The rest of the day we were inside, shooting the artwork. My favorite was this one room that had three huge car wash cylinders, standing in a row, the ones that spin and have the cloth strips that wipe down your car. Not moving, they looked like three enormous Christmas trees. But then, while you were standing there, one of them would start spinning, going faster and faster, so that the cloth strips would stretch out from the centrifugal force. Then it would slow down and a different one would start to spin. Then another. Then they’d all spin at the same time. I know it sounds sort of pointless, but when you were watching it, and hearing it, and feeling the vibrations in the floor . . . well . . . it was pretty mesmerizing.

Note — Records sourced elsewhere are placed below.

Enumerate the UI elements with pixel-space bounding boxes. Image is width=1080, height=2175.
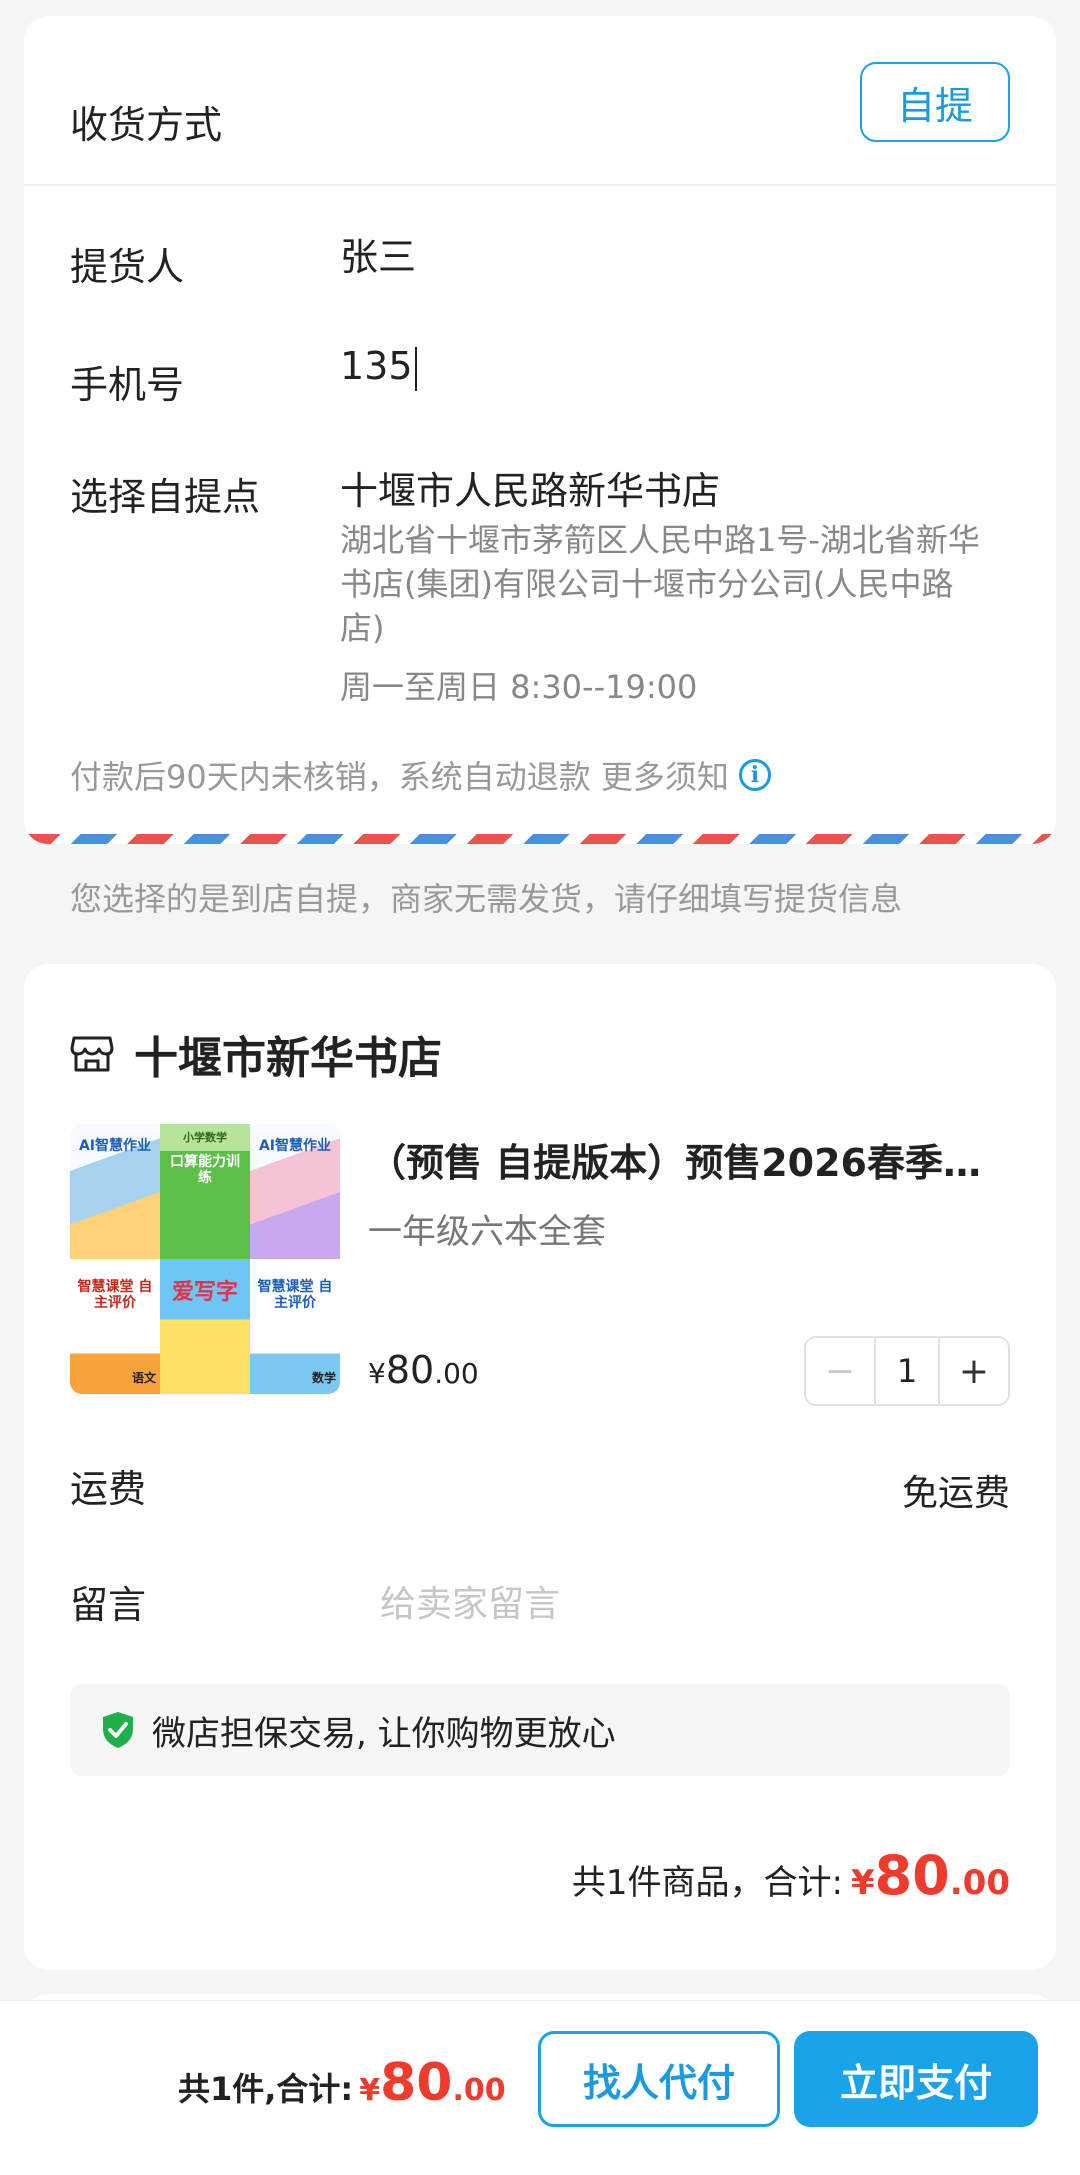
product-image[interactable]: AI智慧作业 小学数学 口算能力训练 AI智慧作业 智慧课堂 自主评价 语文 爱… — [70, 1124, 340, 1394]
shop-name: 十堰市新华书店 — [134, 1033, 442, 1084]
pickup-point-address: 湖北省十堰市茅箭区人民中路1号-湖北省新华书店(集团)有限公司十堰市分公司(人民… — [340, 521, 980, 647]
pickup-point-hours: 周一至周日 8:30--19:00 — [340, 668, 698, 706]
subtotal-label: 共1件商品，合计: — [571, 1863, 843, 1903]
refund-note-text: 付款后90天内未核销，系统自动退款 更多须知 — [70, 758, 729, 796]
delivery-card: 收货方式 自提 提货人 张三 手机号 135 选择自提点 十堰市人民路新华书店 … — [24, 16, 1056, 844]
book-cover-title: AI智慧作业 — [78, 1138, 152, 1154]
product-price: ¥80.00 — [368, 1348, 479, 1392]
checkout-total-currency: ¥ — [359, 2073, 381, 2108]
increase-quantity-button[interactable]: + — [940, 1338, 1008, 1404]
subtotal-currency: ¥ — [850, 1863, 875, 1903]
pickup-person-row[interactable]: 提货人 张三 — [70, 216, 1010, 289]
book-cover-title: 爱写字 — [171, 1280, 238, 1305]
shipping-value: 免运费 — [901, 1473, 1010, 1514]
price-decimal: .00 — [434, 1357, 479, 1390]
decrease-quantity-button[interactable]: − — [806, 1338, 874, 1404]
price-integer: 80 — [385, 1348, 435, 1392]
pickup-point-name[interactable]: 十堰市人民路新华书店 — [340, 460, 720, 515]
airmail-stripe-divider — [24, 834, 1056, 844]
book-cover: 爱写字 — [160, 1259, 250, 1394]
self-pickup-mode-button[interactable]: 自提 — [860, 62, 1010, 142]
delivery-method-title: 收货方式 — [70, 103, 223, 147]
shop-header[interactable]: 十堰市新华书店 — [70, 1022, 442, 1086]
subtotal-decimal: .00 — [949, 1863, 1010, 1903]
book-cover-subtitle: 小学数学 — [183, 1131, 227, 1144]
phone-row[interactable]: 手机号 135 — [70, 336, 1010, 407]
order-subtotal: 共1件商品，合计: ¥80.00 — [572, 1844, 1010, 1907]
pickup-hint-text: 您选择的是到店自提，商家无需发货，请仔细填写提货信息 — [70, 880, 903, 918]
book-cover-title: 智慧课堂 自主评价 — [257, 1279, 333, 1311]
shop-order-card: 十堰市新华书店 AI智慧作业 小学数学 口算能力训练 AI智慧作业 智慧课堂 自… — [24, 964, 1056, 1970]
phone-value: 135 — [340, 344, 413, 388]
book-cover: 智慧课堂 自主评价 语文 — [70, 1259, 160, 1394]
checkout-bar: 共1件,合计: ¥80.00 找人代付 立即支付 — [0, 2000, 1080, 2175]
phone-field[interactable]: 135 — [340, 344, 417, 391]
checkout-total-decimal: .00 — [452, 2073, 506, 2108]
book-cover-subject: 语文 — [131, 1371, 156, 1385]
message-to-seller-input[interactable] — [380, 1574, 1000, 1634]
book-cover: 智慧课堂 自主评价 数学 — [250, 1259, 340, 1394]
subtotal-integer: 80 — [874, 1844, 950, 1907]
quantity-stepper: − 1 + — [804, 1336, 1010, 1406]
pickup-person-label: 提货人 — [70, 245, 185, 289]
pickup-point-label: 选择自提点 — [70, 475, 261, 519]
message-label: 留言 — [70, 1583, 147, 1627]
guarantee-text: 微店担保交易, 让你购物更放心 — [152, 1713, 616, 1754]
text-caret — [414, 346, 417, 391]
book-cover-title: 智慧课堂 自主评价 — [77, 1279, 153, 1311]
pickup-person-field[interactable]: 张三 — [340, 226, 416, 281]
book-cover-title: AI智慧作业 — [258, 1138, 332, 1154]
shield-check-icon — [103, 1712, 133, 1748]
quantity-value[interactable]: 1 — [874, 1338, 940, 1404]
delivery-header: 收货方式 自提 — [24, 16, 1056, 186]
book-cover: AI智慧作业 — [70, 1124, 160, 1259]
book-cover: 小学数学 口算能力训练 — [160, 1124, 250, 1259]
pay-now-button[interactable]: 立即支付 — [794, 2031, 1038, 2127]
refund-note[interactable]: 付款后90天内未核销，系统自动退款 更多须知 i — [70, 752, 771, 798]
phone-label: 手机号 — [70, 363, 185, 407]
product-sku: 一年级六本全套 — [368, 1212, 606, 1252]
store-icon — [70, 1036, 114, 1072]
price-currency: ¥ — [368, 1357, 386, 1390]
book-cover-subject: 数学 — [311, 1371, 336, 1385]
ask-friend-to-pay-button[interactable]: 找人代付 — [538, 2031, 780, 2127]
checkout-total-label: 共1件,合计: — [178, 2070, 354, 2108]
shipping-label: 运费 — [70, 1467, 147, 1511]
guarantee-banner: 微店担保交易, 让你购物更放心 — [70, 1684, 1010, 1776]
checkout-total-integer: 80 — [380, 2053, 453, 2113]
book-cover-title: 口算能力训练 — [170, 1154, 240, 1186]
info-icon[interactable]: i — [738, 759, 771, 791]
product-title[interactable]: （预售 自提版本）预售2026春季… — [368, 1132, 1018, 1187]
book-cover: AI智慧作业 — [250, 1124, 340, 1259]
checkout-total: 共1件,合计: ¥80.00 — [178, 2053, 506, 2113]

Lots of the art pieces were like that. You’d stand there and try to figure out what the point of it was, or if there even was a point. And then you’d be like, Who could have thought of that? And all you could think was: a very strange person.
Richie wasn’t into the art. He thought most of it was bullshit. He liked the people more. He was always taking pictures of the best-looking women and then trying to chat them up. I kept telling him about the car wash cylinders, but they were in a special room, in the basement, and he couldn’t be bothered to go down there. Finally he checked it out, and then he liked it. He took a bunch of pictures of it. He said, “I should have brought my car.”